Normalize components in DateTimePeriod/DatePeriod

ilya-g commented 3 years ago

Currently we provide DateTimePeriod type as a bag of several independent components: years, months, days, hours, minutes, seconds, and nanosecodns. This approach leads to several problems:

when nanoseconds value exceeds the range [0..10^9), the ISO representation is rendered incorrectly (see #79)
there can be several non-equal values of DateTimePeriod that produce the same ISO string representation. Since we intend to use that string representation as the default serialized form for textual formats, it could lead to a situation when deserialized value would be not equal to what was serialized before.

To avoid these problems we propose to do DateTimePeriod component normalization at construction time in the following way:

all time components, e.g. hours..nanoseconds are normalized to the single long total value of nanoseconds;
days component is stored as is;
years and months components are stored together as the total number of months.

Note that this normalization only affects DateTimePeriod storage and internal representation. There shall still remain component properties that will derive values from the normalized internal state. For example, hours property will return the normalized number of nanoseconds divided by 3600 * 10^9, and months will return totalMonths % 12.

This change will have the following consequences:

seconds and nanoseconds properties change their type from Long to Int. We may leave a secondary constructor with the long nanoseconds parameter for convenience, though.
it may be impossible to fit the difference between extreme dates, such as platform specific min and max dates, as an Int total number of months.
the time part of DateTimePeriod will be limited to the ±292 year range.
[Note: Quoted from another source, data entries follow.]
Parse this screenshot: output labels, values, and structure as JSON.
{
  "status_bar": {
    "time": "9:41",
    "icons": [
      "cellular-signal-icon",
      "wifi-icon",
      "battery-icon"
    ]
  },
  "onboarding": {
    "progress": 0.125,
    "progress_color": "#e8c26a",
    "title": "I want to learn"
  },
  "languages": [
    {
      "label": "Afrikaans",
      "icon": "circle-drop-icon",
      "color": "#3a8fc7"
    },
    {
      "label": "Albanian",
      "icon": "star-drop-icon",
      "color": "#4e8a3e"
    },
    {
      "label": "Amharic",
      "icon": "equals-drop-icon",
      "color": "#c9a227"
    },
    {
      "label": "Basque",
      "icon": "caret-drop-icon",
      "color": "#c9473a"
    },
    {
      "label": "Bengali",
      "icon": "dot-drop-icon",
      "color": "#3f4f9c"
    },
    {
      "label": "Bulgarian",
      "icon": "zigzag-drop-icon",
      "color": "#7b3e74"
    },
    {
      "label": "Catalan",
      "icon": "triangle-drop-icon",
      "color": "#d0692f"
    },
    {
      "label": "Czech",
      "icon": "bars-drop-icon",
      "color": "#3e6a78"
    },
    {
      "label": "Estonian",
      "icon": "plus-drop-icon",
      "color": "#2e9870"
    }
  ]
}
This usually isn't a practical concern because the time part doesn't exceed 24H in most cases.

ilya-g commented 3 years ago

The implementation goes in the PR #80

dkhalanskyjb commented 3 years ago

Good summary. Some minor clarifications:

there can be several non-equal values of DateTimePeriod that produce the same ISO string representation

This concerns not the current implementation of toString (which behaves incorrectly) but the possible alternative implementations, for example, one which adds the whole number of seconds in the nanoseconds field to the number displayed as the number of seconds: this way, DateTimePeriod(seconds = 1, nanoseconds = 1) and DateTimePeriod(seconds = 0, nanoseconds = 1_000_000_001) would have the same string representation.

it may be impossible to fit the difference between extreme dates, such as platform specific min and max dates, as an Int total number of months.

While this may seem like an obscure thing, in practice this means that on JVM there is a new failure mode for Instant.periodUntil and LocalDate.periodUntil if there are more than Int.MAX_VALUE months between the two arguments. Before, having an additional years: Int field in DateTimePeriod stored the excess months.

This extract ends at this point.